In this case, the logarithm of the average of rewards should be written as

\[ \log \left\{ \frac{1}{n_\text{games}} \sum_i \left[ \exp(y'_i) \cdot w_i \right] \right\} \]

where \(y'_i\) are the logarithmic rewards sampled from games with a biased coin.

Rerun the simulation with \(p_\text{biased} = 0.7\) (see code below). Do you think the estimate will improve? Would you still under- or over-estimate the expected reward?

Make a guess and then verify your answer with the code below.


// Add your answers to B2 here


# Implementation for B2 (You only need to edit the last line)

def calc_log_likelihood_ratio(n_flips, n_heads, p_biased):
    """
    Calculates the log of likelihood ratio (w)
    """
    return np.log(0.5 / p_biased) * n_heads + np.log(0.5 / (1.0 - p_biased)) * (n_flips - n_heads)


n_flips = 1000
n_games = 100
n_sims = 500
p_biased = 0.7

log_average_reward_each_sim = []
for _ in range(n_sims):

    log_reward_each_game = []
    log_weight_each_game = []
    for _ in range(n_games):
        game_result = run_one_game(n_flips, p_biased)
        n_heads = np.count_nonzero(game_result)
        log_reward = np.log(2) * n_heads
        log_reward_each_game.append(log_reward)
        log_weight = calc_log_likelihood_ratio(n_flips, n_heads, p_biased)
        log_weight_each_game.append(log_weight)

    # Note that in the line below we add log reward and low weight from each game together for importance sample
    # Compare this line with the formula above!
    log_average_reward = logsumexp(np.add(log_reward_each_game, log_weight_each_game), b=1/n_games)
    log_average_reward_each_sim.append(log_average_reward)

plt.hist(log_average_reward_each_sim, 20, alpha=0.3);
plt.axvline(np.median(log_average_reward_each_sim), c="C0", ls="--");
plt.xlabel(f"log average reward per game (p_biased = {p_biased})");

## TODO: Uncomment the line below and replace ... with the theoretical expected value. Verify your answer in B2.
#plt.axvline(..., c="C3")
../_images/14097449b33f1b9c5af15be585d92d93a544075147ec3731a6a60dd9b398f199.png

B3. Optimal choice of the proposed distribution#

  1. Run B2 with different values of p_biased (for example, 0.01, 0.02, …, 0.99). For each value of p_biased, use np.median(log_average_reward_each_sim) to represent the “typical” logarithmic average reward (averaged over \(n_\text{games}\) games) for that value of p_biased. Reduce n_sims to 10 to keep the runtime short.

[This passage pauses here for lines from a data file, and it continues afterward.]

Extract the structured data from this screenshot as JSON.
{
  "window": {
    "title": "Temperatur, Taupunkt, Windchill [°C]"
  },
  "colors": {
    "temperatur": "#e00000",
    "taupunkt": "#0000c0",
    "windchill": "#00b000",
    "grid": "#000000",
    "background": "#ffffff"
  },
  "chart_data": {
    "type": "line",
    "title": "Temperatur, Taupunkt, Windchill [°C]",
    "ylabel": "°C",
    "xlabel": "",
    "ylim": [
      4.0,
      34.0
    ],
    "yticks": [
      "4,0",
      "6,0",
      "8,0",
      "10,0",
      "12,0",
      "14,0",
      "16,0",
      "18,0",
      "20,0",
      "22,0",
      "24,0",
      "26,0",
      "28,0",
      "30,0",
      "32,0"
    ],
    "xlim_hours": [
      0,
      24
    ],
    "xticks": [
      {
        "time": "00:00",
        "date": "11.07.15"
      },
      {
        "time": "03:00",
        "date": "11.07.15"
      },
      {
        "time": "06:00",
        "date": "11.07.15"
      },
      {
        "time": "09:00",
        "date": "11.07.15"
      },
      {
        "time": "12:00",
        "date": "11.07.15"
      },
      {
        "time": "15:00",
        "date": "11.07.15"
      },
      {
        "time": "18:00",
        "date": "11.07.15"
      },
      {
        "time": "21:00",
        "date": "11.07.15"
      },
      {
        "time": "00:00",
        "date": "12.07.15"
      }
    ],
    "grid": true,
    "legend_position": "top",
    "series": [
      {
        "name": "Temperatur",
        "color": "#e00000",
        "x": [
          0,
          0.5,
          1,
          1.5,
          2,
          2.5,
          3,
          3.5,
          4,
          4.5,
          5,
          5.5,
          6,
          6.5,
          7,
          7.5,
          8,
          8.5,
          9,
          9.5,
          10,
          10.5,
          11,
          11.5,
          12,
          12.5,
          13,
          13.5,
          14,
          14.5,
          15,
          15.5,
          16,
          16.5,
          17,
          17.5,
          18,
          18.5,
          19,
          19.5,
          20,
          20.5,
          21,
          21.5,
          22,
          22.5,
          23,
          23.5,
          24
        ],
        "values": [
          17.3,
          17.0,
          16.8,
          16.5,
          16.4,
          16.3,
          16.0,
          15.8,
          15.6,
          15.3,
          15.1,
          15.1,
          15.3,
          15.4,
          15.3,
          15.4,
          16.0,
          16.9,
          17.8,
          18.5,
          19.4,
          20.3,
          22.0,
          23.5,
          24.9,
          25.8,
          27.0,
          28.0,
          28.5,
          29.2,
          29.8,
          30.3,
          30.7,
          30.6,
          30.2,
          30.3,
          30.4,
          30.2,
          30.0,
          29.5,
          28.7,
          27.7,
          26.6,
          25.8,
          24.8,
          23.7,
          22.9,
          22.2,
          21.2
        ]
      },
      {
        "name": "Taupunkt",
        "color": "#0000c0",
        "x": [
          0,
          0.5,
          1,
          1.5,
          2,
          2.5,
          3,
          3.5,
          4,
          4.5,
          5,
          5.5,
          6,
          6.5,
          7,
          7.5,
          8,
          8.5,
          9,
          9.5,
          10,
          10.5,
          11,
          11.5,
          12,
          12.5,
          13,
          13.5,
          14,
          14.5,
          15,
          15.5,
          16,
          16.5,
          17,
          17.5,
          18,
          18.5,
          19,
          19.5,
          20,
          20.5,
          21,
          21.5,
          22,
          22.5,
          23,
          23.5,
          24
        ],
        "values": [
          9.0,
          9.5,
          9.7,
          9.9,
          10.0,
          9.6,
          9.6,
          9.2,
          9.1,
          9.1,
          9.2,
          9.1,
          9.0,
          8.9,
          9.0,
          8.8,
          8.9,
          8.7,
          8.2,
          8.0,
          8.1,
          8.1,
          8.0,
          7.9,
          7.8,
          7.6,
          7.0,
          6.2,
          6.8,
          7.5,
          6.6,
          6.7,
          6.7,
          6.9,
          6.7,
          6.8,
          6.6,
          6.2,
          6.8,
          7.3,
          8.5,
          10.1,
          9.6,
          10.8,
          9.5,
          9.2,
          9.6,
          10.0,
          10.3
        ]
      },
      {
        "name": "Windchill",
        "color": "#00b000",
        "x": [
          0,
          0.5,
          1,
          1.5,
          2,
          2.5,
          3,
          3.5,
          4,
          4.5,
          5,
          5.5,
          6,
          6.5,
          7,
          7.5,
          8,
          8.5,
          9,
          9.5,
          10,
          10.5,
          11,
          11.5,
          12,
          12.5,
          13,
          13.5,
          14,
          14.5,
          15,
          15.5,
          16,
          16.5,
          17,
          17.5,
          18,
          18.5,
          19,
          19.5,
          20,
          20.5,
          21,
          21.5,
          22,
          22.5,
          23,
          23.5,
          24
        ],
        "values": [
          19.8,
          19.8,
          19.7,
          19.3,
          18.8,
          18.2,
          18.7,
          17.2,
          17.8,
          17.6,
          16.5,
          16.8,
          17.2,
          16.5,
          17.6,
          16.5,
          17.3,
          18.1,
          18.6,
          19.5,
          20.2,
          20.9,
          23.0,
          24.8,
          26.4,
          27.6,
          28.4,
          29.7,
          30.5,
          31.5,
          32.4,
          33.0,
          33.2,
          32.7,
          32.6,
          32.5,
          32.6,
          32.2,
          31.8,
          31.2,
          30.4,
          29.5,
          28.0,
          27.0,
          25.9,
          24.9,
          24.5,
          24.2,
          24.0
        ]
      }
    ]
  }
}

  2. Plot the typical logarithmic average reward as a function of \(p_\text{biased}\).

What value of \(p_\text{biased}\) would give you an estimate that is the closest to the theoretical expected value? Can you explain why this value works the best?


// Add your answers to B3 here


# Implementation for B3 (check hint if you don't know where to start)

Final question#

Roughly how much time did you spend on this lab (not including the time you spent in class)?


// Write your answers here


Tip

How to submit this notebook on Canvas?

Once you complete this lab and have all your code, text answers, and all the desired results after running the notebook properly displayed in this notebook, please convert the notebook into HTML format by running the following:

jupyter nbconvert --to html /path/to/labs/05.ipynb 

Then, upload the resulting HTML file to Canvas for the corresponding assignment.